On 14/02/2017 00:57, Kasi Lakshman Karthi Anbumony wrote:
(1) What is the data structure used to represent Lexicon? (Clownfish supports hashtable. Does it mean Lucy uses hashtable?)
Lexicon is essentially a sorted on-disk array that is searched with binary search. Clownfish::Hash, on the other hand, is an in-memory data structure. Lucy doesn't build in-memory structures for most index data because this would incur a huge startup penalty. This also makes it possible to work with indices that don't fit in RAM, although performance deteriorates quickly in this case.
(2) What is the data structure used to represent postings? (Clownfish supports hashtable. Does it mean Lucy uses hashtable?)
Posting lists are stored in an on-disk array. The indices are found in Lexicon.
(3) Which compression method is used? Is it enabled by default?
Lexicon and posting list data is always compressed with delta encoding for numbers and incremental encoding for strings.
(4) Why there is no API (function call) to know the number of terms in lexicon and posting list for a given cf.dat?

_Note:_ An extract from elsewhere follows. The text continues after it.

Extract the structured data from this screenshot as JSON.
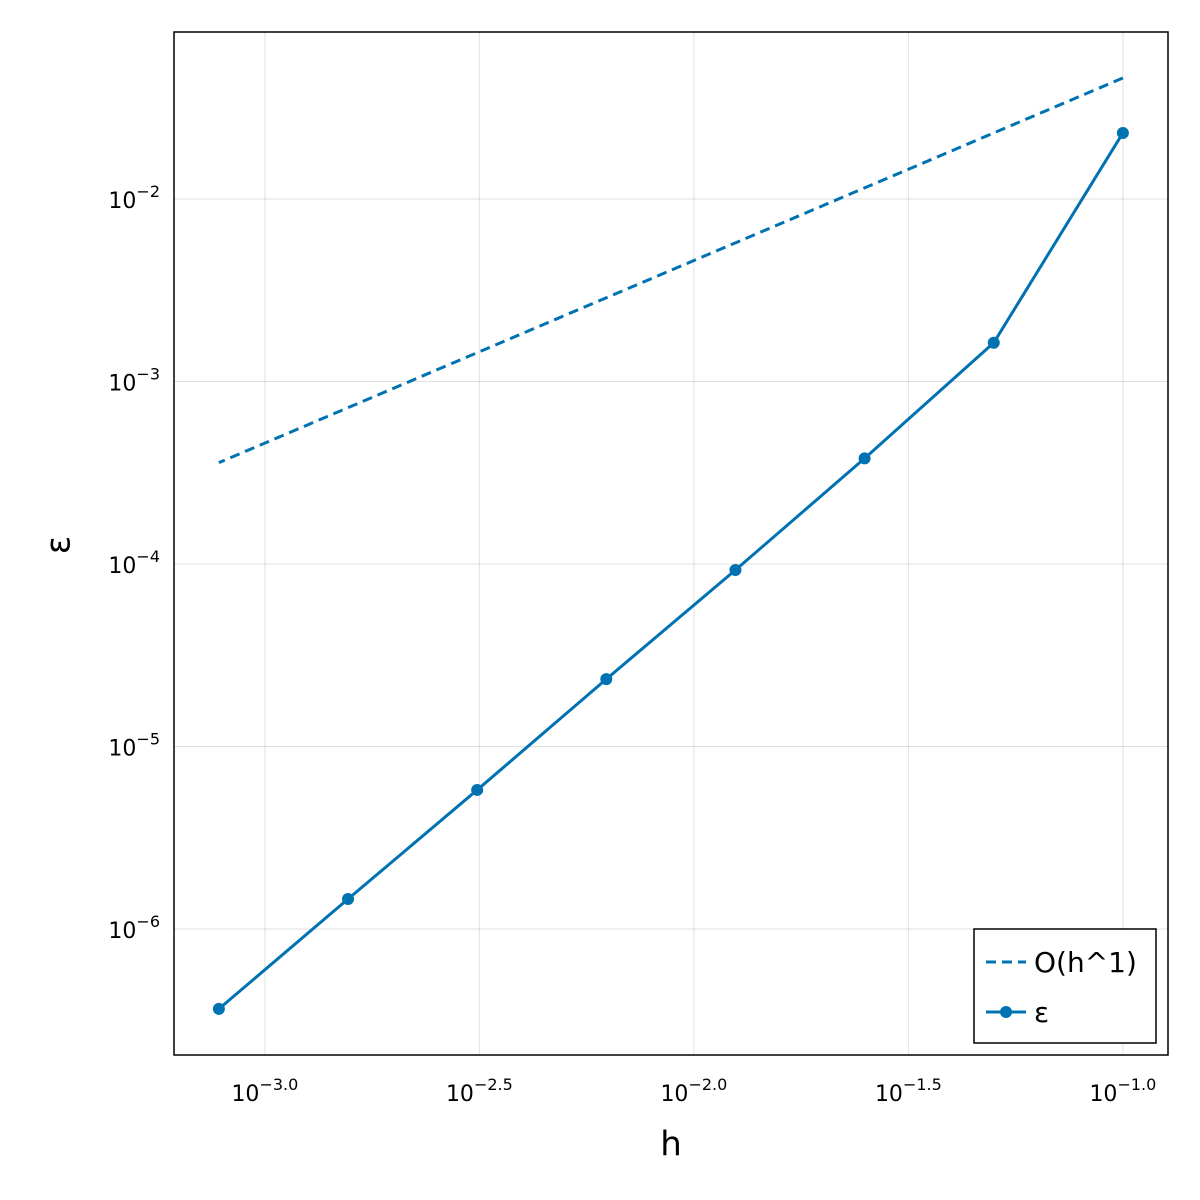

It's generally hard to tell why a certain feature wasn't implemented. The only answer I can give is that no one deemed it important enough so far. But Lucy is open-source software. So, basically, anyone can implement any features they want.
(3) Can I know whether searching through lexicon/posting list is in-memory process or IO process?
Lucy uses memory-mapped files to access most index data so the distinction between in-memory and IO-based operation blurs quite a bit.
Nick